いくつもショップを見て回って、気づけば陽が傾いて夕暮れになっていた。オレンジ色の光が俺たちの影を長く作っている。空気がほんのり甘く感じられる。
「今日、楽しかった。ありがとう」
俺は肩を寄せ合い、手を繋いで歩いている陽翔に言った。陽翔は満面の笑みで「うん」と頷いた。
「叶翔が楽しんでくれて良かったよ。たまには外で過ごすのもいいでしょ?」
陽翔がカッコ良すぎて、通り過ぎる女性たちが振り返ってはキャーキャー騒いでいたのを思い出す。それでも陽翔は一度も俺の手を離さなかった。誇らしげに俺と歩いていた。
「陽翔、モテモテだったよね」
「え? 叶翔こそ」
陽翔は俺の前髪を指で掬った。顔が顕になって、体が思わずこわばってしまう。
「ほら、髪上げたら、めちゃくちゃかっこいい」
そう言いながら、俺の額にチュッとキスを落としてきた。
「もうっ! 陽翔、ここ、外っ!」
「別にいいじゃーん! 叶翔のこと好きなんだもん」
へへっと笑いながら俺に抱きついてくる。
――まったく、陽翔は……。
付き合い出して思い知ったのは、陽翔のスキンシップが多いことだ。外だろうがどこだろうが、隙さえあればキスをしようとしてきたり、抱きついて来たりする。手を握ってくるのは日常茶飯事だが、恋人繋ぎは今日が初めてだった。

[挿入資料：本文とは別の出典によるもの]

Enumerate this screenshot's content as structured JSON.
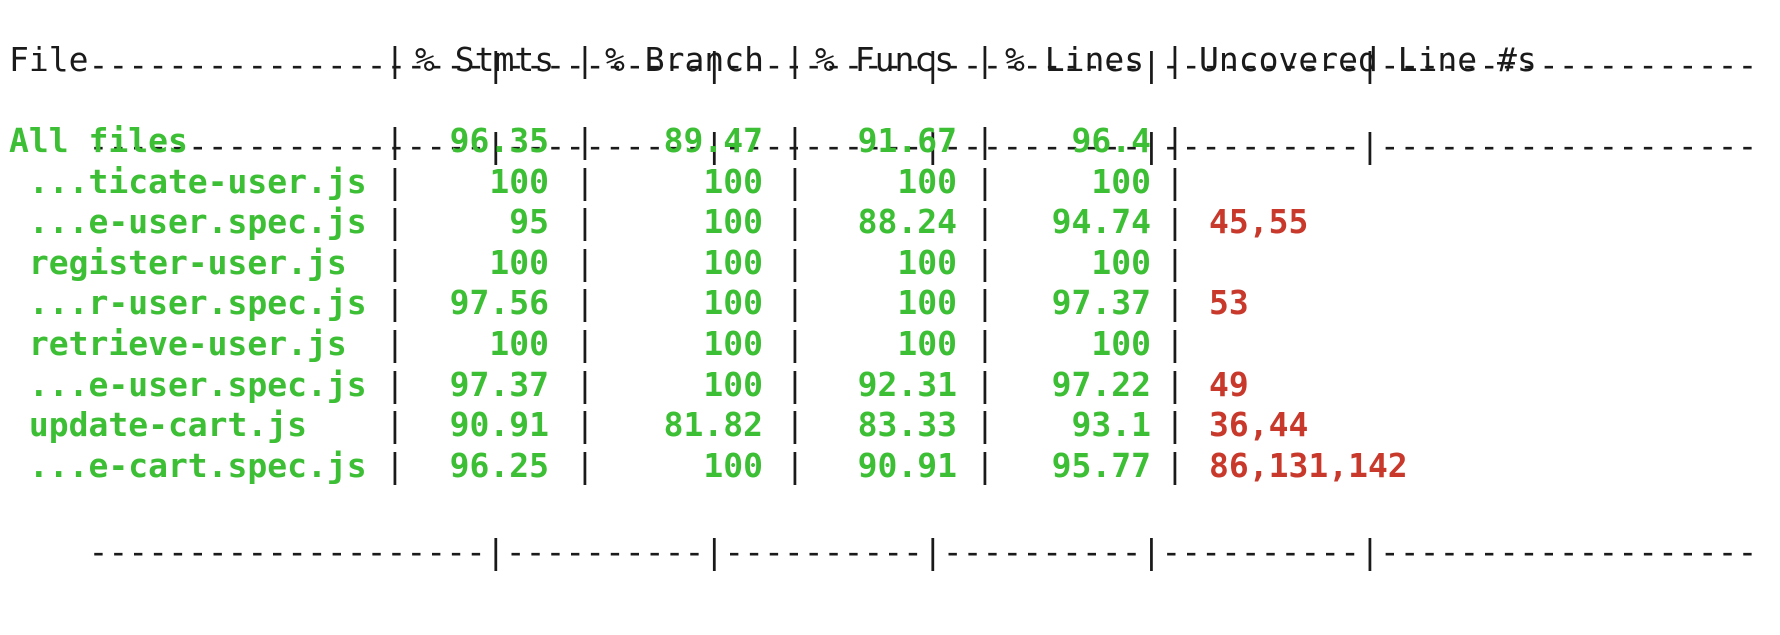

「ねぇ、叶翔。今度、おでこ出して髪の毛セットしてよ。絶対、かっこいいって!」
「やだよ……」
俺はふいっと陽翔から顔を背けた。もう誰とも、目を合わさないように目を隠して下を向く必要はない。だが、もうすっかり目元を隠すのに慣れきっていて、前髪を上げる勇気が出ない。
「もうすぐ、俺の誕生日だから、その日限定でもいいから!」
陽翔は俺を覗き込んで懇願してくる。必死すぎて思わずぷはっと笑ってしまった。
「分かったよ。陽翔、誕生日いつ?」
「六月十二日」
「ホント、もうすぐじゃん!」
誕生日には何をプレゼントしたら喜ぶかな? こんなことを考える日が来るなんて高校時代には想像もできなかった。人を好きになる勇気、誰かを想う喜び――それを教えてくれたのは陽翔だった。
「叶翔は? 誕生日いつ?」
「俺? 十月三日」
「そっか。誕生日、お祝いしないとね」
「陽翔の誕生日の方が先だろ? プレゼント何がいいか考えといてよ」
「俺は、叶翔と二人で過ごせたら、何もいらない」
確かにそうだな。俺も同じだ。
「俺もだよ。陽翔がいれば何もいらない」
夕方の爽やかな風が俺の髪の毛を揺らした。俺は立ち止まって陽翔を見つめ、彼の袖口をぎゅっと掴んだ。
「どうしたの?」
驚いた表情で、俺の顔を見つめ返してくる。
「……あのさ。……まだ、帰りたくない……」
自分で言ったことが恥ずかしくなって、思わず俯いてしまった。心臓が早鐘のように打っている。でも、今だけは、この気持ちに正直になりたかった。
「俺もまだ、帰りたくないなぁ……」
陽翔は俺の頭を優しく撫でながら言った。
「陽翔……、うち、来る……?」
俺は上目遣いで陽翔を見た。らしくない言葉を吐いたことに後悔はしていない。だって、今すぐ陽翔とキスしたいと思ってしまったから……。心臓が早鐘を打っている。
陽翔は驚いて目を丸くしていたが、ゆっくり笑って「うん」と小さく頷いた。その瞳の奥に宿る温かな光に、安心感が広がった。